Même si le promoteur était convaincu que la vue splendide allait devenir une attraction pour les vacanciers, il s’avéra que le sentier en descente de ½ mille pour atteindre la plage allant devenir un élément dissuasif pour la clientèle. Aussi, avec les années, les partenaires perdirent leur enthousiasme et Thomas Wall a dû racheter leurs parts. Plusieurs facteurs rendirent difficiles les opérations de ce projet durant les premières années. D’abord le chemin Prévost qui reliait à l’époque St-Donat à Ste-Agathe était difficilement carrossable même pour les Ford T. Pour s’approvisionner en eau, il fallait en transporter par barils à partir de la source de la ferme Régimbald. Coupé du monde extérieur, sans communications téléphoniques, il a fallu attendre en 1926 pour bénéficier de ce service quand Messieurs Jos Thibault, et Hector Bilodeau mirent sur pied la Compagnie de Téléphone St-Donat inc.

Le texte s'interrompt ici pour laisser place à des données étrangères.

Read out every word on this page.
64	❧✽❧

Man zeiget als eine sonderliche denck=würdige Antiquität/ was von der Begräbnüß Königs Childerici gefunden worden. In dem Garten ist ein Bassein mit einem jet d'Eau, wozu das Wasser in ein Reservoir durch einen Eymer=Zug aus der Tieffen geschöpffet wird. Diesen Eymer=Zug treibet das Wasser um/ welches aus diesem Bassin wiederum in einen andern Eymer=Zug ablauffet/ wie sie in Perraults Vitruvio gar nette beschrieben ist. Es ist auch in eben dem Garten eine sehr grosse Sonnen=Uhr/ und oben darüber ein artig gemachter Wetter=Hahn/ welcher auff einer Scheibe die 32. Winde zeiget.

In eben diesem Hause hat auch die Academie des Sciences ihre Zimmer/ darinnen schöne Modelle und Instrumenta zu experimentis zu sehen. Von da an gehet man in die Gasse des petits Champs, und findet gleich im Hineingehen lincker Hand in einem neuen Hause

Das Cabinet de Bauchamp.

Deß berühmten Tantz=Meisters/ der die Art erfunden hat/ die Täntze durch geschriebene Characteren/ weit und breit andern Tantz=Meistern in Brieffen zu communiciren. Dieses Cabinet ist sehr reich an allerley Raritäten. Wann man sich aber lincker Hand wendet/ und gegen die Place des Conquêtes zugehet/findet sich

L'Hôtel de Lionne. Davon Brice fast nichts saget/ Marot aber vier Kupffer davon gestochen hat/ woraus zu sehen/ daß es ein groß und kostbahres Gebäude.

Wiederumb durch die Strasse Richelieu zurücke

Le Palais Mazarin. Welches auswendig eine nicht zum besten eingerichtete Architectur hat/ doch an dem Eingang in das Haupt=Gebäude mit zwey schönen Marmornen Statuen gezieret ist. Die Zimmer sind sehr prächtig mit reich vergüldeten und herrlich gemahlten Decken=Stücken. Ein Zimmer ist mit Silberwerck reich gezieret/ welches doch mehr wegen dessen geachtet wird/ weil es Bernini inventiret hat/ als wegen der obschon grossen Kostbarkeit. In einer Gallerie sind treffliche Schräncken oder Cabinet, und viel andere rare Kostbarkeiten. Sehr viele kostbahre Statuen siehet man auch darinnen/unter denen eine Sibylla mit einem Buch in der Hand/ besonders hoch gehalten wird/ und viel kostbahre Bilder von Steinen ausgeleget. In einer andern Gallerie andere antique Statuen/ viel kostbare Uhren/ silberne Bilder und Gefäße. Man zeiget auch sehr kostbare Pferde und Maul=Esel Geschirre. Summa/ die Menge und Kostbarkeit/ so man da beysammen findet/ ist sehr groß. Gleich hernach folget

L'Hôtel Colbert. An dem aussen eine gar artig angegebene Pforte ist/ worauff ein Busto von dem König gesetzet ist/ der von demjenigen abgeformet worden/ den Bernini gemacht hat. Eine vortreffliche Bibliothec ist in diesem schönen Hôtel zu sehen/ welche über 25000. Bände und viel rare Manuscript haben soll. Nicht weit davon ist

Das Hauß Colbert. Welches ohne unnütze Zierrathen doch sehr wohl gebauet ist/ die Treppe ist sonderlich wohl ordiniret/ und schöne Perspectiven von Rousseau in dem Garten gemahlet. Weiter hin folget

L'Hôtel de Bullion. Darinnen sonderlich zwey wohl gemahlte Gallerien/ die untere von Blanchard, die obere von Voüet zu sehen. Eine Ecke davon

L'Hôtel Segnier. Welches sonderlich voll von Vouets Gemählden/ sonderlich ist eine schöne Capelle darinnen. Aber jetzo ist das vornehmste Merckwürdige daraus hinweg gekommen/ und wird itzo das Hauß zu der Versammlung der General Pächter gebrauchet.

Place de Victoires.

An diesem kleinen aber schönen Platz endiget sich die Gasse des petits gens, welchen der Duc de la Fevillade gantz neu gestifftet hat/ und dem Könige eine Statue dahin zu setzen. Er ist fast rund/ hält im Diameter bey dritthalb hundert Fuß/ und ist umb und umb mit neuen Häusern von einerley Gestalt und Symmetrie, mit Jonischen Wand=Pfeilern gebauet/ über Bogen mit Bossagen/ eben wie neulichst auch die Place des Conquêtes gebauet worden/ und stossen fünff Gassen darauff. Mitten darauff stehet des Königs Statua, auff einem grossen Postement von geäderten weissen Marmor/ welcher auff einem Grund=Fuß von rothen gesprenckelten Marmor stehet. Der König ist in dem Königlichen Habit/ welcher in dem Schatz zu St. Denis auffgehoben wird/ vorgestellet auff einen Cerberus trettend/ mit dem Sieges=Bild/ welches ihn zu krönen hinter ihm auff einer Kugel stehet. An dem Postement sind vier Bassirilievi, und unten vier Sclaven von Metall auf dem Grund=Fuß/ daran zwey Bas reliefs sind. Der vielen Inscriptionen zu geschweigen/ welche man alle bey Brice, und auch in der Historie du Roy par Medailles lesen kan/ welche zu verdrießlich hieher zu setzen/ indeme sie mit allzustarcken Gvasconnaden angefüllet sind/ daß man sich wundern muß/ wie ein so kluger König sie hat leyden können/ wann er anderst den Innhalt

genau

Enfin, ce n’est qu’en 1947 que l’électricité fournie par la Coopérative locale mit fin à l’usage primitif des chandelles, puis de la lampe à l’huile suivie de la lampe Aladin et de la lampe à naphta Coleman. Les riches professionnels et commerçants de langue anglaise de la métropole constituèrent la première clientèle du Chalet St-Donat. Petit à petit, des annonces publiées dans le « New York Times » et dans plusieurs agences de publicité d’importantes villes du nord des États-Unis attirèrent une clientèle américaine. En septembre 1925, un groupe d’environ 90 membres appartenant au « Appalachian Mountain Club of Boston » résidèrent durant 10 jours au Chalet. Le voyage en train de Boston-Montréal exigea des wagons-lits puis de Montréal-Ste-Agathe, on a dû ajouter des wagons-passagers et enfin, 25 voitures ont pris la route vers St-Donat. On fit appel à des cuisiniers de la compagnie de chemin de fer Canadian Pacific Railroad, ainsi qu’à des femmes de chambre et des aide-cuisiniers supplémentaires. Paraît-il que parfois, lorsqu’on manquait de places en hébergement, on louait la petite école de la Corniche pour suppléer aux besoins. Durant 10 ans, à compter de 1931, l’opération du Chalet St-Donat fut gérée par une firme de location. En 1936, Thomas Wall décède et ce sont les 3 enfants qui prirent la relève en 1942. Toutefois, les mesures de guerre décrétées par le gouvernement fédéral empêchèrent les propriétaires de trouver des employés pour faire fonctionner l’entreprise familiale. Au printemps 1949, le Chalet St-Donat fut vendu après qu’on eut transformé les villas en chalets avec poêle et réfrigérateur. Toutefois, les Wall conservèrent le grand chalet construit au bord de l’eau pour leur usage personnel. C’est ce chalet, construit en 1926, qu’on nomma Weatamoo Lodge, qu’une famille de Great Neck de Long Island en Nouvelle-Angleterre habita plusieurs années durant. Également, une personnalité de renommée mondiale, Helen Keller, y séjourne avec son professeur Mme Anne Sullivan Macy en 1936. Finalement, en 1974, M. Adelson se porta acquéreur de l’endroit.
Source : Les écrits d’Harold Wall, février 1977.
P.S. Helen Keller, aveugle et muette de naissance, vit le jour en 1880 à Tuseumbia, Alabama. Malgré son handicap, Mme Keller fut une écrivaine et une conférencière de renom qui obtint un diplôme universitaire. Sa détermination a suscité l’admiration, principalement aux États-Unis. Auteur de 12 livres et de nombreux articles, elle fut décorée de la prestigieuse « médaille présidentielle de la Liberté ». Décédée en 1968 elle est enterrée à la cathédrale nationale du Washington. Weatamoo est le nom d’une tribu indienne de la Nouvelle-Angleterre.